For the Unchurched, Re-Churched and Churched

Photo from  Pixabay

Photo from Pixabay

I had an amazing conversation with a graduate student this past week who wanted to interview me for her class on gender, sexuality and religion. We discussed a multitude of topics but her final question provoked a passionate response within me that I wanted to share with the rest of you. She asked, “What would you, a minister, say to someone who has been hurt or turned off by the church and no longer attends?”

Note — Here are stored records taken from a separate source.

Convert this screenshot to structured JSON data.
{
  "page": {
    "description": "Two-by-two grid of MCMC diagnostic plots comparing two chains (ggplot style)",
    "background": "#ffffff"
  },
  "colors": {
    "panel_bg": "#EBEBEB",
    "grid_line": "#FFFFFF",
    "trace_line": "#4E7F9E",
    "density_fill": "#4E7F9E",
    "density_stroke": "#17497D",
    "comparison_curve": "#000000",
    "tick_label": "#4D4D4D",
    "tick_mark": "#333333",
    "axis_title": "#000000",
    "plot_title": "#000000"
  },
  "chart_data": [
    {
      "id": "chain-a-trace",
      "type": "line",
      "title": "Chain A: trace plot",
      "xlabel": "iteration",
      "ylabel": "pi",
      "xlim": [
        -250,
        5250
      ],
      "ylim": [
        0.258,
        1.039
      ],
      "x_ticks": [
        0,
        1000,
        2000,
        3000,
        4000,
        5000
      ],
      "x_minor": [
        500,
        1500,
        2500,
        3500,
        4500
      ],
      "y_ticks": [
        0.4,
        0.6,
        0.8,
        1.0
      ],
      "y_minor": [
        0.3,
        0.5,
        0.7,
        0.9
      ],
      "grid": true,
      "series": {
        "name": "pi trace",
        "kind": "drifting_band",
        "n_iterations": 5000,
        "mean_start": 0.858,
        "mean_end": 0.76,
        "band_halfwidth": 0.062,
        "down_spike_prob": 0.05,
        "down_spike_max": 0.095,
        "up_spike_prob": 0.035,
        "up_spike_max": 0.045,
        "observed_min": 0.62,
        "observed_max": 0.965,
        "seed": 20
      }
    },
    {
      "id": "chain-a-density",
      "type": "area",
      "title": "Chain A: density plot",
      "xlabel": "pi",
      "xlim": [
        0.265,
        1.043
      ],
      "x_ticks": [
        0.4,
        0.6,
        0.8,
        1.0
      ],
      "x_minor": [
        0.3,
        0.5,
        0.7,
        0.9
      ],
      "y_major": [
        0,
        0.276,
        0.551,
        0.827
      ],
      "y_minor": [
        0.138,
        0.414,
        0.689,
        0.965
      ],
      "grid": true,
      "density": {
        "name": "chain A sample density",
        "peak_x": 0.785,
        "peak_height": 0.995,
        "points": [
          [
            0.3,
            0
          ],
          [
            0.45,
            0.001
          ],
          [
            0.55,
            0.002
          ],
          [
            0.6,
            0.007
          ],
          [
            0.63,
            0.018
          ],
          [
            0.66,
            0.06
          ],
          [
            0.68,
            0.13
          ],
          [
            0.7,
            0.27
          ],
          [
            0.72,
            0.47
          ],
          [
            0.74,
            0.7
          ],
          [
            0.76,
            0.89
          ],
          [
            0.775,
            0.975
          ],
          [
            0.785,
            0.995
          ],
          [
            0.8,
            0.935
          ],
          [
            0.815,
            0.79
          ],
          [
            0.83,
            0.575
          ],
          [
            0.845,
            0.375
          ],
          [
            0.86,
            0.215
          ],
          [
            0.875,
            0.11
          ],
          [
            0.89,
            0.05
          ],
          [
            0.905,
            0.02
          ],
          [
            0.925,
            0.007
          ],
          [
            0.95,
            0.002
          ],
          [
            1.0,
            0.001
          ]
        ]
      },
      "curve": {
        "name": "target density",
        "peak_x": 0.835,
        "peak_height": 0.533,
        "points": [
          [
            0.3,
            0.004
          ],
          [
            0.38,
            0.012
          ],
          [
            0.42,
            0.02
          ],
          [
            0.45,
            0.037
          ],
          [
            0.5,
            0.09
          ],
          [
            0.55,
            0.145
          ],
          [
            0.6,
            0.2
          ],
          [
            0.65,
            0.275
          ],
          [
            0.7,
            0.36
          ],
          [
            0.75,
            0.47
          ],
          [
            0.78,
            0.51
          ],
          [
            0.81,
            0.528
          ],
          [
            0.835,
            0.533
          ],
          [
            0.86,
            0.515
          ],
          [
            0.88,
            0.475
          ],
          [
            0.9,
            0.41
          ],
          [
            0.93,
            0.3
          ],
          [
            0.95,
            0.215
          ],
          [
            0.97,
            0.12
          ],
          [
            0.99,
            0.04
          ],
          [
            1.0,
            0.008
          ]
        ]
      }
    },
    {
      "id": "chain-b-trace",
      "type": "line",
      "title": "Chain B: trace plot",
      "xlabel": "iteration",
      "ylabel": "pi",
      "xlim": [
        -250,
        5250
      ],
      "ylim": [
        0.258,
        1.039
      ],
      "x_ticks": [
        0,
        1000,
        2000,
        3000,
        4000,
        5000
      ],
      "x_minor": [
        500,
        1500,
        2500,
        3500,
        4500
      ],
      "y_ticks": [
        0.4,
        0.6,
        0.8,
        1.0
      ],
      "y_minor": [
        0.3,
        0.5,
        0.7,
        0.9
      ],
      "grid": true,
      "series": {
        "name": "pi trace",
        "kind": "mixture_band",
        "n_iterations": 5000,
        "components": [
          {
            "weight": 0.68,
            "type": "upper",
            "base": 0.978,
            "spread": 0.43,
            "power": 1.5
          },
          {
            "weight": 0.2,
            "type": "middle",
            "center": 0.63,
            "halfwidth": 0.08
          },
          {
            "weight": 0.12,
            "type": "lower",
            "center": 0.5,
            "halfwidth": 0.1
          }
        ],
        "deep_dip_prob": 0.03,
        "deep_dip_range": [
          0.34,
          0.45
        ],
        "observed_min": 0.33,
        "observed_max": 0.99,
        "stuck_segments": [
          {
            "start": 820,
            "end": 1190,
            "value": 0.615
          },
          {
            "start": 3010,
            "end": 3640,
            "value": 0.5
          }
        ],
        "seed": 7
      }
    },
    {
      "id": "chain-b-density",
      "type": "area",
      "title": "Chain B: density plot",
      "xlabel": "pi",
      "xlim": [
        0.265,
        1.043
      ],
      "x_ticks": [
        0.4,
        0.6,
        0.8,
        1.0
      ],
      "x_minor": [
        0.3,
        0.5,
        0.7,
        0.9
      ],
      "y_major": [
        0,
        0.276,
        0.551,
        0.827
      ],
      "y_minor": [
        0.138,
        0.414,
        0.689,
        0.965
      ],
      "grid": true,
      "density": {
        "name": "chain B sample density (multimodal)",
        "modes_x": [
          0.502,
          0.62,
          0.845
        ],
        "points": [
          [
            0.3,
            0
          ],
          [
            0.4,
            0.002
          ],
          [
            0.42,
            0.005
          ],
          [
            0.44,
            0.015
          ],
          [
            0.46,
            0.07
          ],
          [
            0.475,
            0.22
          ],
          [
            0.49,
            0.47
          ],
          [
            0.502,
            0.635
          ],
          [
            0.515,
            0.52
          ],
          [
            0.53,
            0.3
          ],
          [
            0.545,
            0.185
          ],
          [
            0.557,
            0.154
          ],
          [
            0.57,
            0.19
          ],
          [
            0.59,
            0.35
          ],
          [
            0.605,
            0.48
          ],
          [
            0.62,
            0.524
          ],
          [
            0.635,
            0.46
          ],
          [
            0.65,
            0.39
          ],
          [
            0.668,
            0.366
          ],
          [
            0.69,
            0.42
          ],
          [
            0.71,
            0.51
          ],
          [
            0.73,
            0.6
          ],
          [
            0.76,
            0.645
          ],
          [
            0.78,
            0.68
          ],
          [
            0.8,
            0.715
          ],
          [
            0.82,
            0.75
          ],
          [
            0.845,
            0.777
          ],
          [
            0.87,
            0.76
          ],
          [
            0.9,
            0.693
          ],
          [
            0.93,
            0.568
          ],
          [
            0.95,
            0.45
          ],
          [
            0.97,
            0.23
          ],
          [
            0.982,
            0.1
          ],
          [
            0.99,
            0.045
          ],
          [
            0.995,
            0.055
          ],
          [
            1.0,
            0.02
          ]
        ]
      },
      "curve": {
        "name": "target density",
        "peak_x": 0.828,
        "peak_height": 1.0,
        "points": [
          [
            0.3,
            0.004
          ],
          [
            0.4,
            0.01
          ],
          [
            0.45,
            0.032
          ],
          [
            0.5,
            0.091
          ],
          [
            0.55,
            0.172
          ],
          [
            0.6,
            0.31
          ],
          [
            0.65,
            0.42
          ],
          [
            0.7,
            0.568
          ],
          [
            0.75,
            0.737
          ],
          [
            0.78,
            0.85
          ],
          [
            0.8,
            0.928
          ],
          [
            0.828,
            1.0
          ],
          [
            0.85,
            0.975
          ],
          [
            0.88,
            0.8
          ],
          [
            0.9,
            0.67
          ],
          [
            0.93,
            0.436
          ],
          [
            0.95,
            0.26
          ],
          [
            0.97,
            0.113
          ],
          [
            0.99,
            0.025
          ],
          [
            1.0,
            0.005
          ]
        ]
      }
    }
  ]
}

Here’s what I would say to that person: First off, whatever you have been told, preached or taught, you need to know that God loves you more than you can imagine. That love is infinite, predetermined and non-negotiable. That love has been yours since the very moment you were conceived. I want to apologize on behalf of the church if they have ever taught you anything different from that; if they taught you that you had to earn God’s love or that life is a test to see if you will succeed or fail. You do not need to earn God’s love, ever. That love will never be taken away from you no matter how successful or unsuccessful you are. You just need to be you because God delights in your very existence.

This goes to the essence of Christianity, the immeasurable and powerful notion of grace—a gift of love that nobody deserves and isn’t doled out in correspondence to our deeds or achievements.

And if you are still looking for a spiritual community, don’t give up on us. Inclusive and radically embracing spiritual communities do indeed exist. You don’t even have to exclude your search to Christian communities. If you feel at home in a Buddhist meditation group, a Jewish synagogue or yoga class, seek those out in order to nurture your connection to God. At the very least, commit to some kind of spiritual practice until you find the right community.

Your connection to God and your deep knowledge of how loveable you are will be the catalyst for helping you do what you long to do and be who you long to become. It’s paradoxical. We do not need to prove our worth to anybody and especially not to God. At the same time, God’s infinite and predetermined love for us is precisely what helps us to be that person whom God longs for us to be—whole, happy, secure and practicing our set of gifts that, like fingerprints, are unique to every single individual.

You may now be wondering, if we do not need to prove our worth, then why are we here on this earth? Most of us have been taught by religion that our lives are a test to see how holy we can be. If we are holy enough, our names will be written in a book of life or something like that. Alternatively, we have been taught by society that our lives can only be measured by how much power, beauty, money and status we gain. If none of this is true, if our worth is predetermined and infinite, then what is the purpose of our lives?

And the purpose of our lives is this: to receive this all as a gift.

I know it sounds too good to be true.

The reason why it’s too good to be true is because of grace.